Упомянув об этом, Марион громко рассмеялась.
— В конце концов пришлось застеклить окна, но с тех пор в подвале не хватает света. В помещении, где нет вентиляции, целый день горит электрическая лампа.
Гауляйтер внимательно слушал Марион. Наконец он жестом остановил ее — все понятно. Он заставил Марион выпить еще чашку чаю.
— Я не имел ни малейшего представления обо всем этом, — сказал он. — Возьмите все три комнаты, весь этаж, если вам его предложат. Я не возражаю.
— Как школа будет благодарна вам, господин гауляйтер! — Марион поклонилась, взволнованная и растроганная.
Гауляйтер засмеялся.
— Надеюсь, люди постепенно убедятся, что я не такой изверг, каким меня изображают, — отвечал он. — Вы, наверно, знаете, что меня обвиняют в чрезмерной суровости. Или это не так? Вы можете говорить вполне откровенно, фрейлейн Фале.

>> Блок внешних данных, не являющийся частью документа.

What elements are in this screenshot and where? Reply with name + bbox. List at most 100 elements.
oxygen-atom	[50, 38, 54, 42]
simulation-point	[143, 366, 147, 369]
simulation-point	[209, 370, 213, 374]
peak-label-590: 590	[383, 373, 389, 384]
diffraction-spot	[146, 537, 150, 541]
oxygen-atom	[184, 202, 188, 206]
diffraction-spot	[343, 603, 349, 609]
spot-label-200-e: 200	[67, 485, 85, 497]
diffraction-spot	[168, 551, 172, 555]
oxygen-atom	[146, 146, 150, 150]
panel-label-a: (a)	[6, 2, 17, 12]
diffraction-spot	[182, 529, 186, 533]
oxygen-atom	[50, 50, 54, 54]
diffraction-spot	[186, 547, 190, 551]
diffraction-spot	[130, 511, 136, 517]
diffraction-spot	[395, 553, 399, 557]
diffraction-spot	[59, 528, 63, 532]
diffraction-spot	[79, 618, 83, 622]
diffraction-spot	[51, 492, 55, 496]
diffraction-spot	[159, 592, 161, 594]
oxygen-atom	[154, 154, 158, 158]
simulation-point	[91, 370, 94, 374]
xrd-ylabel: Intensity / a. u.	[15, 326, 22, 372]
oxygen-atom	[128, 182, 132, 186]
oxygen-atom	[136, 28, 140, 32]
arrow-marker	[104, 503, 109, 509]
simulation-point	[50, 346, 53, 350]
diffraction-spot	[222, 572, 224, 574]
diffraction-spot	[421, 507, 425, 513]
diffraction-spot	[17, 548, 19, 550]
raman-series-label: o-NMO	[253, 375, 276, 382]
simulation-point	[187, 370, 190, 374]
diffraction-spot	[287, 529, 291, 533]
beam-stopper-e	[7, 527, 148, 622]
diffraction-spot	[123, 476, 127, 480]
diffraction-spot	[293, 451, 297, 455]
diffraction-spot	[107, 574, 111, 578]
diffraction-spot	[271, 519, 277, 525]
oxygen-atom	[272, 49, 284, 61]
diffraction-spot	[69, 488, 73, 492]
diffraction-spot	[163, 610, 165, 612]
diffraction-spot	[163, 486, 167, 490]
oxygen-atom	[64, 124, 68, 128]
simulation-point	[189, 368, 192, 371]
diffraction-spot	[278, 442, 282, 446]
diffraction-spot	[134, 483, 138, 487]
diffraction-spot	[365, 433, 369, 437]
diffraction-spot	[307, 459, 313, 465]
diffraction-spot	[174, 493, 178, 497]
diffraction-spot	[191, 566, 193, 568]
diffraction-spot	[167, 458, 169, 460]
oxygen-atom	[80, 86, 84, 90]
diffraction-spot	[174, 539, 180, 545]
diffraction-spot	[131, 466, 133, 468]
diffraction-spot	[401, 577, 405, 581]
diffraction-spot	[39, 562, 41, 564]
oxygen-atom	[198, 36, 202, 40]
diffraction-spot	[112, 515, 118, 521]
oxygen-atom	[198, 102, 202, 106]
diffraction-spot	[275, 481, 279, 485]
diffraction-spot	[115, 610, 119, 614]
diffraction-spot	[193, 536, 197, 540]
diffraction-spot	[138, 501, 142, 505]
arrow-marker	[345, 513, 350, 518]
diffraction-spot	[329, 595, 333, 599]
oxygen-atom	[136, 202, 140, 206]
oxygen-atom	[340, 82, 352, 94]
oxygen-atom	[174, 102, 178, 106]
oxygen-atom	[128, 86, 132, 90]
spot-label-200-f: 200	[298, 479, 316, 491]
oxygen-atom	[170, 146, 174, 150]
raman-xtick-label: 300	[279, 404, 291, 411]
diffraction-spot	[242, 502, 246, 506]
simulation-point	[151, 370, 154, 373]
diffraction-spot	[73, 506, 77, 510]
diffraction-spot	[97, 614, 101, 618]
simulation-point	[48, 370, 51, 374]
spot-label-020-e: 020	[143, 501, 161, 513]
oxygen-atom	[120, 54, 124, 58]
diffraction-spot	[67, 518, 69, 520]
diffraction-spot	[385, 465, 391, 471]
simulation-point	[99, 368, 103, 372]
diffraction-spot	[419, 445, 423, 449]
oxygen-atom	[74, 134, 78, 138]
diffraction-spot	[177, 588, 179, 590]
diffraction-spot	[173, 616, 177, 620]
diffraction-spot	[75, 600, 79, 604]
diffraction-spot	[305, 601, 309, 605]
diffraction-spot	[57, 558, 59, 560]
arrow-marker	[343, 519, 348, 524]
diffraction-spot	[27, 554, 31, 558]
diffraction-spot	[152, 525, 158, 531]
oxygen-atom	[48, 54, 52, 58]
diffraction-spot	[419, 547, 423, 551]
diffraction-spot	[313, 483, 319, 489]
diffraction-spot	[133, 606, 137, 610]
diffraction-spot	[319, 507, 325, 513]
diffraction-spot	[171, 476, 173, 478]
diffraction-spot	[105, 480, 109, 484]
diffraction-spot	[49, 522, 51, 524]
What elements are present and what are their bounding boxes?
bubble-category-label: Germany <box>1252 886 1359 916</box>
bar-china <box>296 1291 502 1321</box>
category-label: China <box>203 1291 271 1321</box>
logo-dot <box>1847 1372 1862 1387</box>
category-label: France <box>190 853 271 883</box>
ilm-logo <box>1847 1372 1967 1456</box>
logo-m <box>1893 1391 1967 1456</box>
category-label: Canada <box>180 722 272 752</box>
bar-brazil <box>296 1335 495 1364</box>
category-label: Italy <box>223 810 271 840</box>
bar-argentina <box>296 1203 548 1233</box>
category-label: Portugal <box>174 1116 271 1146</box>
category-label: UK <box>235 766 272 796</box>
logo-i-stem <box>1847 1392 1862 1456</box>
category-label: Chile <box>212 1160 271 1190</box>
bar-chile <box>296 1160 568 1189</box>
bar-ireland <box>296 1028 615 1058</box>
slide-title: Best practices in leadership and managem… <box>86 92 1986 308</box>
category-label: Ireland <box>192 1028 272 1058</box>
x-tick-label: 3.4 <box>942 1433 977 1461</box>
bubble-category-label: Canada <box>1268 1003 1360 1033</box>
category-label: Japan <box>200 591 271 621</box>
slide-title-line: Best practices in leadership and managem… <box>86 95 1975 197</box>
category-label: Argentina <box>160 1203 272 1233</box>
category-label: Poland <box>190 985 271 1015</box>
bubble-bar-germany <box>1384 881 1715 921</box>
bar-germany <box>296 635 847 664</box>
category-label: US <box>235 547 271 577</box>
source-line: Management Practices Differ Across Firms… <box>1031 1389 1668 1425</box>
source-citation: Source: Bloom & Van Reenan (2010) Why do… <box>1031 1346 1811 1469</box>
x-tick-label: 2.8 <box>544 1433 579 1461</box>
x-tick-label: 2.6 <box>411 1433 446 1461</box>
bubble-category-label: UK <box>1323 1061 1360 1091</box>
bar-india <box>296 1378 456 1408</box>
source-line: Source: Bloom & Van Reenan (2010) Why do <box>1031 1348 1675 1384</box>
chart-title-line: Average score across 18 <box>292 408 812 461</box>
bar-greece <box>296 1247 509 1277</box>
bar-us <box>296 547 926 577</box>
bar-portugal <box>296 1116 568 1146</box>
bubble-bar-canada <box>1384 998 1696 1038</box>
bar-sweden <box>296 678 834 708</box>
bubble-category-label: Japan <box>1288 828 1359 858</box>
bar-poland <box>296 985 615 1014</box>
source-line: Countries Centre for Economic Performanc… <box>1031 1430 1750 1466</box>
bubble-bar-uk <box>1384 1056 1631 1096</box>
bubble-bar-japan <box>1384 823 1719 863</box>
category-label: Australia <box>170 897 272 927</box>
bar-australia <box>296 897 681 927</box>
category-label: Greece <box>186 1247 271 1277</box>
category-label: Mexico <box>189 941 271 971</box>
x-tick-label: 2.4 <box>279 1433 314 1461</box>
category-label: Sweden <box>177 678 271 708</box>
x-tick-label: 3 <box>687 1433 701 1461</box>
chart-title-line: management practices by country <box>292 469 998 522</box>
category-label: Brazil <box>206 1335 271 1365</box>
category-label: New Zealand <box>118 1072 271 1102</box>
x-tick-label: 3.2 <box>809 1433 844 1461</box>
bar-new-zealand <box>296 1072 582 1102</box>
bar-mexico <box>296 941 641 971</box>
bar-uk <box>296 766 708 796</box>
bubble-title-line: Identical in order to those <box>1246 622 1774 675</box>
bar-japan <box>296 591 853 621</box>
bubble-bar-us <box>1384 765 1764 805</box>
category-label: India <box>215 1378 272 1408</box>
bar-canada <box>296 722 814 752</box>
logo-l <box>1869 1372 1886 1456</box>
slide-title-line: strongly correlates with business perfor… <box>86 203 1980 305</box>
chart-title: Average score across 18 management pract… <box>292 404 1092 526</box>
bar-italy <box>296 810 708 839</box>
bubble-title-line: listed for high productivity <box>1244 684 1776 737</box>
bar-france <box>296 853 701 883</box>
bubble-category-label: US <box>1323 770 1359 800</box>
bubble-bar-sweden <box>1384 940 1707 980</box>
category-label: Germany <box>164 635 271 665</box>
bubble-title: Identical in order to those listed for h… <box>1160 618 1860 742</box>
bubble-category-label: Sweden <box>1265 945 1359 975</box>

Марион колебалась, потом она подняла на гауляйтера свои большие глаза, в тусклом свете казавшиеся совсем черными, и кивнула головой.
— Да, так говорят. Вас считают очень суровым.
— Очень суровым? — Гауляйтер захохотал. — Совсем недавно мне в высоких, очень высоких сферах заявили, что я слабый человек, которого каждый может обвести вокруг пальца. Ха-ха! Что вы на это скажете? Между тем, я давно уже держусь мнения, что управлять народом можно только суровыми мерами. Некоторые народы — к сожалению, и немецкий народ в том числе — не повинуются ничему, кроме кнута.